We can have shared packages or common modules as well, so that we don’t have duplicates and version mismatch packages. But the main part is providing a name, filename & exposing the module. The mapping is done by the filename, in this case remoteEntry.js which is a small file that gets created during runtime. In Shell application we define the keys with which to access the remoteEntry files so that Angular will know from where to lazy load the module.

These applications are all bi-directional hosts. which means Any application that’s loaded first, becomes a host — as you change routes , federated modules will be loaded respectively.

Routing file from shell app

Here to get the module we basically use a helper method from the package we added earlier called loadRemoteModule where we pass the proper remoteName, remoteEntry and exposedModule which we used in the webpack.config.js file of remote applications.

I saw this example which seems to be most relevant with this concept, which depicts that there’s 4 module which can be broken into particular applications, based on different features within it, developed on different languages.

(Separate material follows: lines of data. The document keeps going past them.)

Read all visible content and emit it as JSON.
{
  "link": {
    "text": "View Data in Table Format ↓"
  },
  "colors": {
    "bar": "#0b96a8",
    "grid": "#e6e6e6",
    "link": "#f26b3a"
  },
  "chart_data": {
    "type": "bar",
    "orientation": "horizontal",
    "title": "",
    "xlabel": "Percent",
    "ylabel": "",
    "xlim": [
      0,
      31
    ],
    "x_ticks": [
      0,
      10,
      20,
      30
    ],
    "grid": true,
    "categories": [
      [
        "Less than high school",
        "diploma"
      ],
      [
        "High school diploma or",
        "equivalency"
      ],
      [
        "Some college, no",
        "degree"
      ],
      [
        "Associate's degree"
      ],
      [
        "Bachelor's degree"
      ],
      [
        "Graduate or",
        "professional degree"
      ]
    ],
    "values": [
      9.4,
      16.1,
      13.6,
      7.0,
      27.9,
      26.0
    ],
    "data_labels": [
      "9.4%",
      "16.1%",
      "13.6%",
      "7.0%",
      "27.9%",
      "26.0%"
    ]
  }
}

Broader view of Micro frontends (Module Federation)

CONCLUSION:

So what we can conclude from this story is, whether you should or should not adopt micro-frontends depends on the kind of project you are building, because this approach will not be the best for small applications or businesses. A micro-frontend architectural approach is best when working on a large project with distributed teams.

For proof of concept: See my created example portraying this concept.

Steps to setup:

  • Run npm install: to install dependencies.
  • Run Micro Frontend 1 application:

ng serve mfe1 -o

  • Run Micro Frontend 2 application:

ng serve mfe2 -o

  • Run shell application:

ng serve shell -o

(where o flags says to open application in default browser).